Now, Keay argues, the country has ended up in a state of “ideological limbo” as far as energy policy is concerned. “Governments are, in principle, committed to markets, but they have to keep intervening in practice, both to meet their carbon objectives and to offset their earlier interventions.”
Oxford Institute for Energy Studies’ work concluded that it is, therefore, “difficult to see a clear way forward for the technology”, given that, in the present state of uncertainty, a clear vision of a hydrogen-based energy economy is needed.
However, others in the energy industry are more optimistic about the prospects for hydrogen. Network companies are doing a lot of work on the feasibility of using the fuel.

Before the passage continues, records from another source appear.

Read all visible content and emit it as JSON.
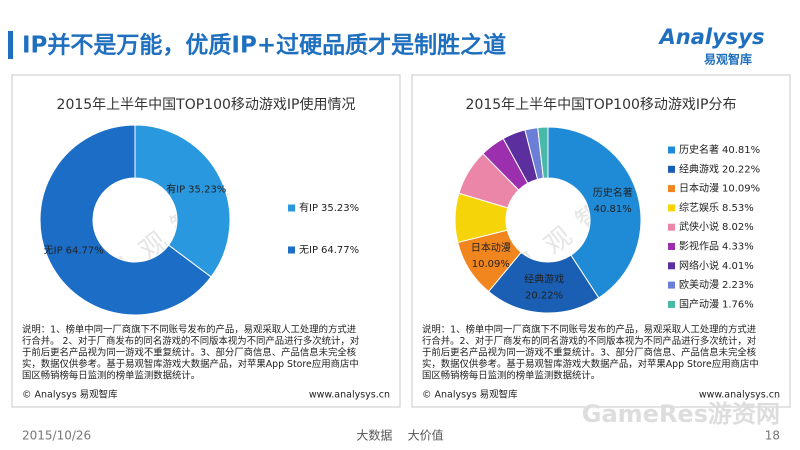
{
  "header": {
    "title": "IP并不是万能，优质IP+过硬品质才是制胜之道",
    "logo": "Analysys",
    "logo_sub": "易观智库"
  },
  "chart_data": [
    {
      "type": "donut",
      "title": "2015年上半年中国TOP100移动游戏IP使用情况",
      "categories": [
        "有IP",
        "无IP"
      ],
      "values": [
        35.23,
        64.77
      ],
      "value_labels": [
        "35.23%",
        "64.77%"
      ],
      "colors": [
        "#2a98de",
        "#1c6dc5"
      ],
      "legend": "right"
    },
    {
      "type": "donut",
      "title": "2015年上半年中国TOP100移动游戏IP分布",
      "categories": [
        "历史名著",
        "经典游戏",
        "日本动漫",
        "综艺娱乐",
        "武侠小说",
        "影视作品",
        "网络小说",
        "欧美动漫",
        "国产动漫"
      ],
      "values": [
        40.81,
        20.22,
        10.09,
        8.53,
        8.02,
        4.33,
        4.01,
        2.23,
        1.76
      ],
      "value_labels": [
        "40.81%",
        "20.22%",
        "10.09%",
        "8.53%",
        "8.02%",
        "4.33%",
        "4.01%",
        "2.23%",
        "1.76%"
      ],
      "colors": [
        "#1f8ad6",
        "#1a5fb4",
        "#f2861e",
        "#f5d50a",
        "#ec86a9",
        "#9b2fae",
        "#5b2f9e",
        "#6b7fd6",
        "#49b9a7"
      ],
      "legend": "right"
    }
  ],
  "notes": [
    [
      "说明：1、榜单中同一厂商旗下不同账号发布的产品，易观采取人工处理的方式进",
      "行合并。 2、对于厂商发布的同名游戏的不同版本视为不同产品进行多次统计，对",
      "于前后更名产品视为同一游戏不重复统计。3、部分厂商信息、产品信息未完全核",
      "实，数据仅供参考。基于易观智库游戏大数据产品，对苹果App Store应用商店中",
      "国区畅销榜每日监测的榜单监测数据统计。"
    ],
    [
      "说明：1、榜单中同一厂商旗下不同账号发布的产品，易观采取人工处理的方式进",
      "行合并。2、对于厂商发布的同名游戏的不同版本视为不同产品进行多次统计，对",
      "于前后更名产品视为同一游戏不重复统计。3、部分厂商信息、产品信息未完全核",
      "实，数据仅供参考。基于易观智库游戏大数据产品，对苹果App Store应用商店中",
      "国区畅销榜每日监测的榜单监测数据统计。"
    ]
  ],
  "sources": [
    [
      "© Analysys 易观智库",
      "www.analysys.cn"
    ],
    [
      "© Analysys 易观智库",
      "www.analysys.cn"
    ]
  ],
  "watermarks": [
    "易观智库",
    "GameRes游资网"
  ],
  "footer": {
    "date": "2015/10/26",
    "center": "大数据    大价值",
    "page": "18"
  }
}
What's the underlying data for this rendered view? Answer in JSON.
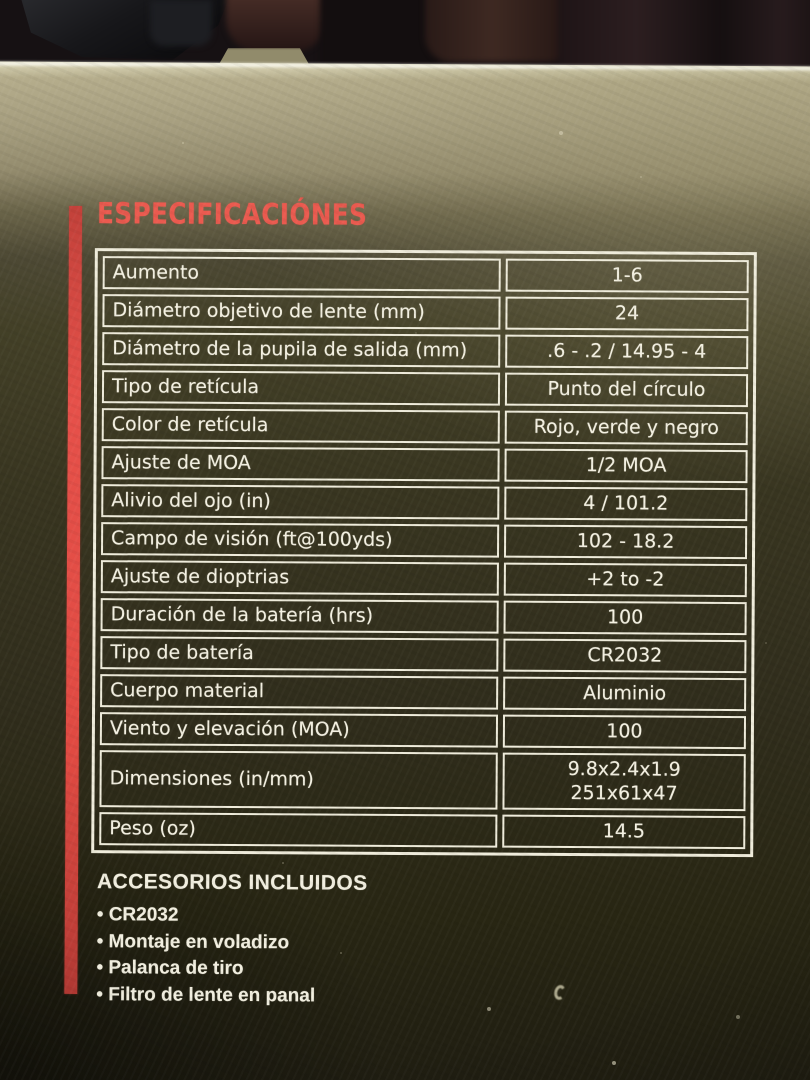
{
  "title": "ESPECIFICACIÓNES",
  "spec_table": {
    "rows": [
      {
        "label": "Aumento",
        "value": "1-6"
      },
      {
        "label": "Diámetro objetivo de lente (mm)",
        "value": "24"
      },
      {
        "label": "Diámetro de la pupila de salida (mm)",
        "value": ".6 - .2 / 14.95 - 4"
      },
      {
        "label": "Tipo de retícula",
        "value": "Punto del círculo"
      },
      {
        "label": "Color de retícula",
        "value": "Rojo, verde y negro"
      },
      {
        "label": "Ajuste de MOA",
        "value": "1/2 MOA"
      },
      {
        "label": "Alivio del ojo (in)",
        "value": "4 / 101.2"
      },
      {
        "label": "Campo de visión (ft@100yds)",
        "value": "102 - 18.2"
      },
      {
        "label": "Ajuste de dioptrias",
        "value": "+2 to -2"
      },
      {
        "label": "Duración de la batería (hrs)",
        "value": "100"
      },
      {
        "label": "Tipo de batería",
        "value": "CR2032"
      },
      {
        "label": "Cuerpo material",
        "value": "Aluminio"
      },
      {
        "label": "Viento y elevación (MOA)",
        "value": "100"
      },
      {
        "label": "Dimensiones (in/mm)",
        "value": "9.8x2.4x1.9\n251x61x47"
      },
      {
        "label": "Peso (oz)",
        "value": "14.5"
      }
    ]
  },
  "accessories": {
    "heading": "ACCESORIOS INCLUIDOS",
    "items": [
      "CR2032",
      "Montaje en voladizo",
      "Palanca de tiro",
      "Filtro de lente en panal"
    ]
  },
  "colors": {
    "accent_red": "#e04a42",
    "table_line": "#efecdb",
    "text": "#f4f1e2",
    "box_olive_dark": "#383520",
    "box_edge_khaki": "#b5ad8c"
  }
}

In a column for Utility Week, Northern Gas Networks chief executive Mark Horsley says the opportunity to repurpose the gas network to transport a zero-carbon gas such as hydrogen could be “transformational” for heat, making this alternative gas a cornerstone of a diverse and sustainable low-carbon energy mix. “The UK government has recognised hydrogen as a key pathway to decarbonising heat and there are currently several significant hydrogen projects under way in the UK testing different scenarios and advocating various approaches.”
Work in progress
The H21 Leeds City Gate project is a study being carried out by Northern Gas Networks and Wales & West Utilities to determine the feasibility, from both a technical and economic viewpoint, of converting the existing natural gas network in Leeds to transport hydrogen.
The project has been designed to minimise disruption for existing customers and to deliver heat at the same cost as natural gas. It has shown that:
- The gas network has the correct capacity for such a conversion, which would reduce heat emissions by around 73 per cent reduction.

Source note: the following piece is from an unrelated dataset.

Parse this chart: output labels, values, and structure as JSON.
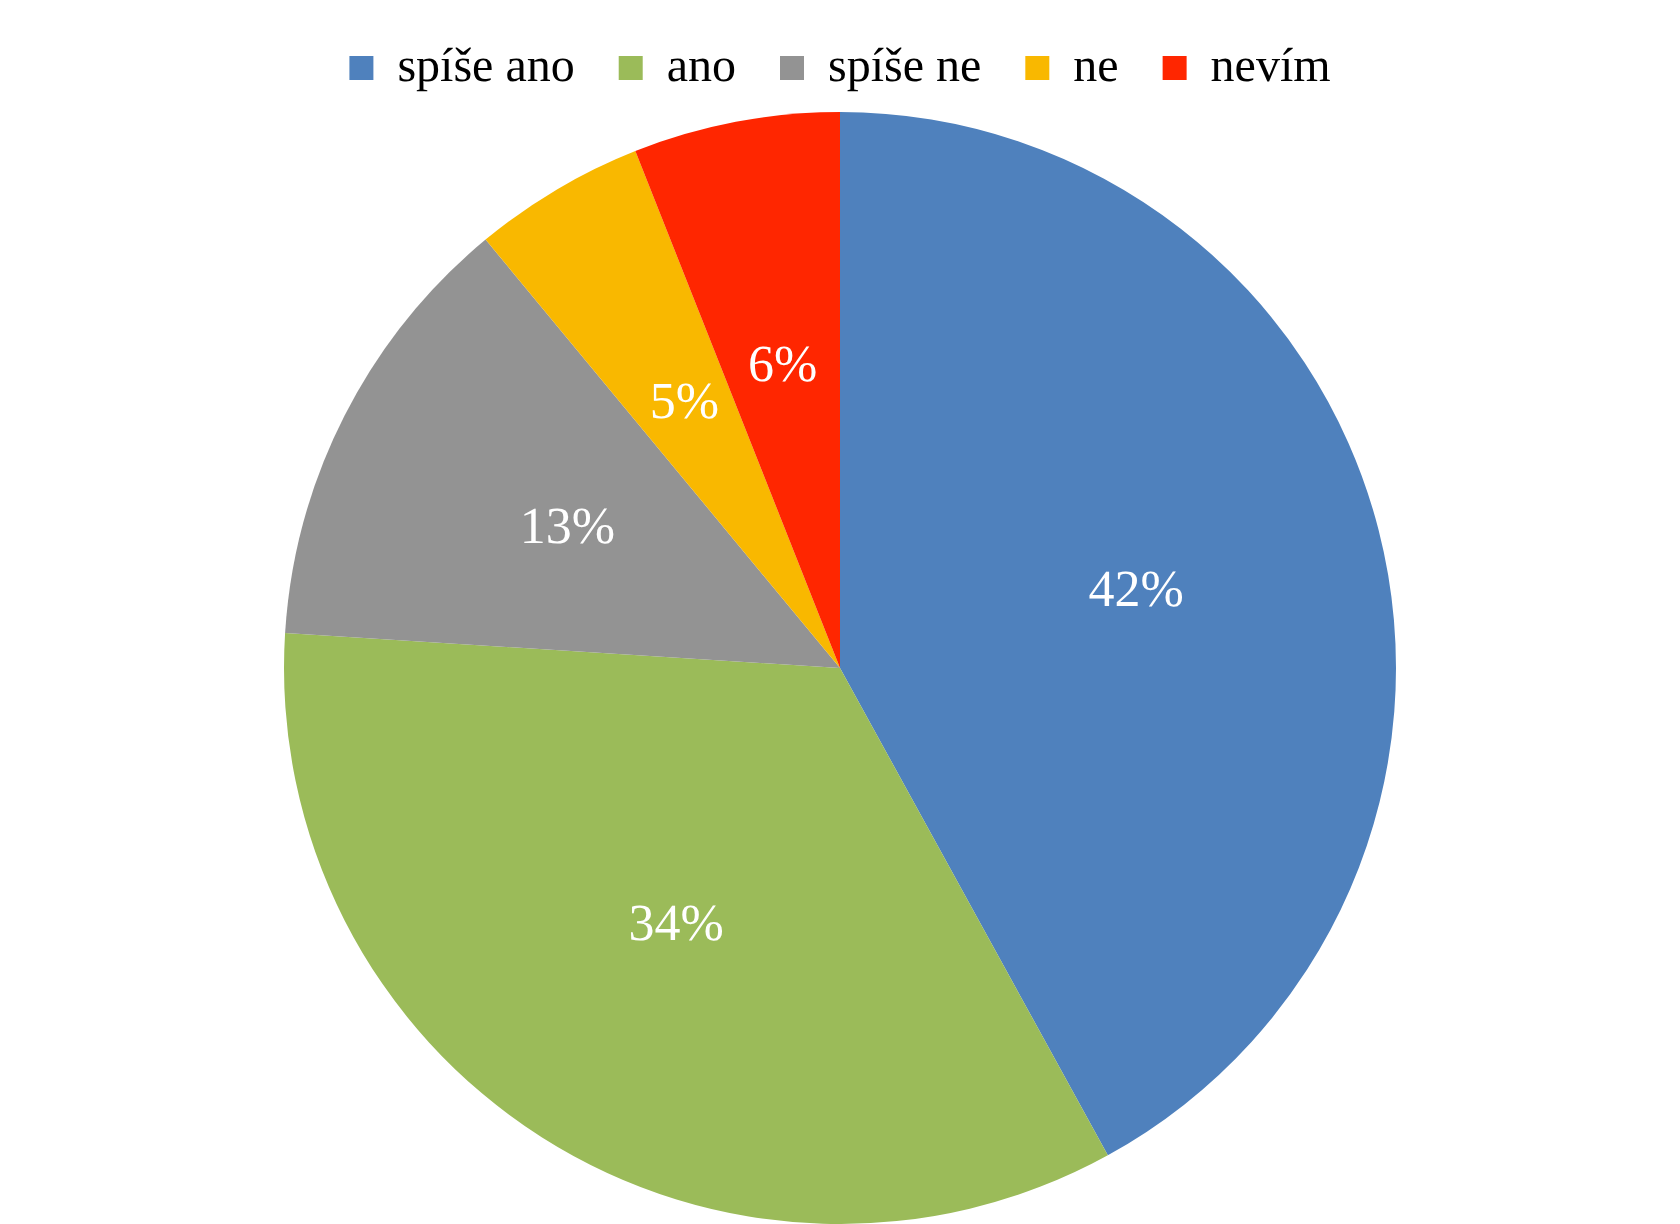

- The network can be converted incrementally to minimise disruption to customers.
- Minimal new energy infrastructure is required compared to alternatives.
- The existing heat demand for Leeds could be met via steam methane reforming and salt cavern storage using technology in use around the world today.

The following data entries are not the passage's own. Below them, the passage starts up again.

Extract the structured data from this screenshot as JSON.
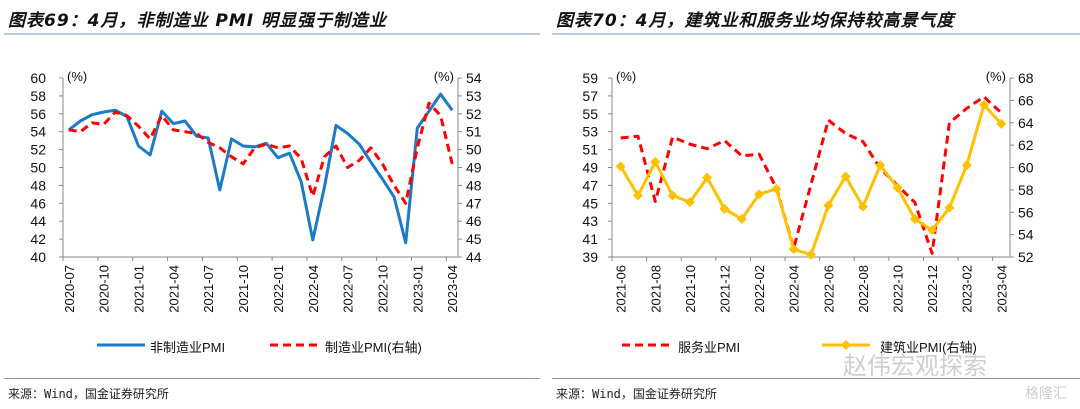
{
  "left": {
    "title": "图表69：4月，非制造业 PMI 明显强于制造业",
    "source": "来源：Wind，国金证券研究所"
  },
  "right": {
    "title": "图表70：4月，建筑业和服务业均保持较高景气度",
    "source": "来源：Wind，国金证券研究所"
  },
  "watermark": {
    "wechat": "赵伟宏观探索",
    "site": "格隆汇"
  },
  "colors": {
    "blue": "#1b7bc8",
    "red": "#ff0000",
    "yellow": "#ffc000",
    "rule": "#b8cde0"
  },
  "chart_data": [
    {
      "type": "line",
      "categories": [
        "2020-07",
        "2020-08",
        "2020-09",
        "2020-10",
        "2020-11",
        "2020-12",
        "2021-01",
        "2021-02",
        "2021-03",
        "2021-04",
        "2021-05",
        "2021-06",
        "2021-07",
        "2021-08",
        "2021-09",
        "2021-10",
        "2021-11",
        "2021-12",
        "2022-01",
        "2022-02",
        "2022-03",
        "2022-04",
        "2022-05",
        "2022-06",
        "2022-07",
        "2022-08",
        "2022-09",
        "2022-10",
        "2022-11",
        "2022-12",
        "2023-01",
        "2023-02",
        "2023-03",
        "2023-04"
      ],
      "tick_labels": [
        "2020-07",
        "2020-10",
        "2021-01",
        "2021-04",
        "2021-07",
        "2021-10",
        "2022-01",
        "2022-04",
        "2022-07",
        "2022-10",
        "2023-01",
        "2023-04"
      ],
      "left_axis": {
        "unit": "(%)",
        "range": [
          40,
          60
        ],
        "ticks": [
          "40",
          "42",
          "44",
          "46",
          "48",
          "50",
          "52",
          "54",
          "56",
          "58",
          "60"
        ]
      },
      "right_axis": {
        "unit": "(%)",
        "range": [
          44,
          54
        ],
        "ticks": [
          "44",
          "45",
          "46",
          "47",
          "48",
          "49",
          "50",
          "51",
          "52",
          "53",
          "54"
        ]
      },
      "series": [
        {
          "name": "非制造业PMI",
          "axis": "left",
          "style": "solid",
          "color": "#1b7bc8",
          "values": [
            54.2,
            55.2,
            55.9,
            56.2,
            56.4,
            55.7,
            52.4,
            51.4,
            56.3,
            54.9,
            55.2,
            53.5,
            53.3,
            47.5,
            53.2,
            52.4,
            52.3,
            52.7,
            51.1,
            51.6,
            48.4,
            41.9,
            47.8,
            54.7,
            53.8,
            52.6,
            50.6,
            48.7,
            46.7,
            41.6,
            54.4,
            56.3,
            58.2,
            56.4
          ]
        },
        {
          "name": "制造业PMI(右轴)",
          "axis": "right",
          "style": "dashed",
          "color": "#ff0000",
          "values": [
            51.1,
            51.0,
            51.5,
            51.4,
            52.1,
            51.9,
            51.3,
            50.6,
            51.9,
            51.1,
            51.0,
            50.9,
            50.4,
            50.1,
            49.6,
            49.2,
            50.1,
            50.3,
            50.1,
            50.2,
            49.5,
            47.4,
            49.6,
            50.2,
            49.0,
            49.4,
            50.1,
            49.2,
            48.0,
            47.0,
            50.1,
            52.6,
            51.9,
            49.2
          ]
        }
      ],
      "legend": "bottom"
    },
    {
      "type": "line",
      "categories": [
        "2021-06",
        "2021-07",
        "2021-08",
        "2021-09",
        "2021-10",
        "2021-11",
        "2021-12",
        "2022-01",
        "2022-02",
        "2022-03",
        "2022-04",
        "2022-05",
        "2022-06",
        "2022-07",
        "2022-08",
        "2022-09",
        "2022-10",
        "2022-11",
        "2022-12",
        "2023-01",
        "2023-02",
        "2023-03",
        "2023-04"
      ],
      "tick_labels": [
        "2021-06",
        "2021-08",
        "2021-10",
        "2021-12",
        "2022-02",
        "2022-04",
        "2022-06",
        "2022-08",
        "2022-10",
        "2022-12",
        "2023-02",
        "2023-04"
      ],
      "left_axis": {
        "unit": "(%)",
        "range": [
          39,
          59
        ],
        "ticks": [
          "39",
          "41",
          "43",
          "45",
          "47",
          "49",
          "51",
          "53",
          "55",
          "57",
          "59"
        ]
      },
      "right_axis": {
        "unit": "(%)",
        "range": [
          52,
          68
        ],
        "ticks": [
          "52",
          "54",
          "56",
          "58",
          "60",
          "62",
          "64",
          "66",
          "68"
        ]
      },
      "series": [
        {
          "name": "服务业PMI",
          "axis": "left",
          "style": "dashed",
          "color": "#ff0000",
          "values": [
            52.3,
            52.5,
            45.2,
            52.4,
            51.6,
            51.1,
            52.0,
            50.3,
            50.5,
            46.7,
            40.0,
            47.1,
            54.3,
            52.8,
            51.9,
            48.9,
            47.0,
            45.1,
            39.4,
            54.0,
            55.6,
            56.9,
            55.1
          ]
        },
        {
          "name": "建筑业PMI(右轴)",
          "axis": "right",
          "style": "solid-diamond",
          "color": "#ffc000",
          "values": [
            60.1,
            57.5,
            60.5,
            57.5,
            56.9,
            59.1,
            56.3,
            55.4,
            57.6,
            58.1,
            52.7,
            52.2,
            56.6,
            59.2,
            56.5,
            60.2,
            58.2,
            55.4,
            54.4,
            56.4,
            60.2,
            65.6,
            63.9
          ]
        }
      ],
      "legend": "bottom"
    }
  ]
}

HyDeploy is an energy trial being hosted at Keele University, Staffordshire, to establish the potential for blending hydrogen into the normal gas supply.
The project is funded by Ofgem’s Gas Network Innovation Competition, Cadent and Northern Gas Networks. Subject to Health & Safety Executive approval, the aim is to run a year-long live trial of blended gas starting in 2019.
In summary, the research aims to:
- Establish and demonstrate the level of hydrogen blended with natural gas that can be distributed and used safely in the UK (up to 20 per cent).
- Provide practical evidence that a hydrogen blended gas can be delivered and used without disruption to gas customers.
- Collate data about how a sample of current UK gas appliances work with hydrogen blended gas.
- Inform the national debate over routes to decarbonisation.
The £25 million Hydrogen for Heat Programme – commissioned by the Department for Business, Energy and Industrial Strategy – will look at the feasibility of converting a small village or estate to use hydrogen for cooking and heating instead of natural gas.
The Arup-led consortium will explore the practicalities of using the zero-carbon gas in homes and will facilitate the design and manufacture of new appliances such as fires, cookers and boilers, for both domestic and commercial use.
The project, expected to run until March 2021, will explore public attitudes to changing to hydrogen. Ultimately, it will have laid all the groundwork for the demonstration of a pilot project in a village or small town.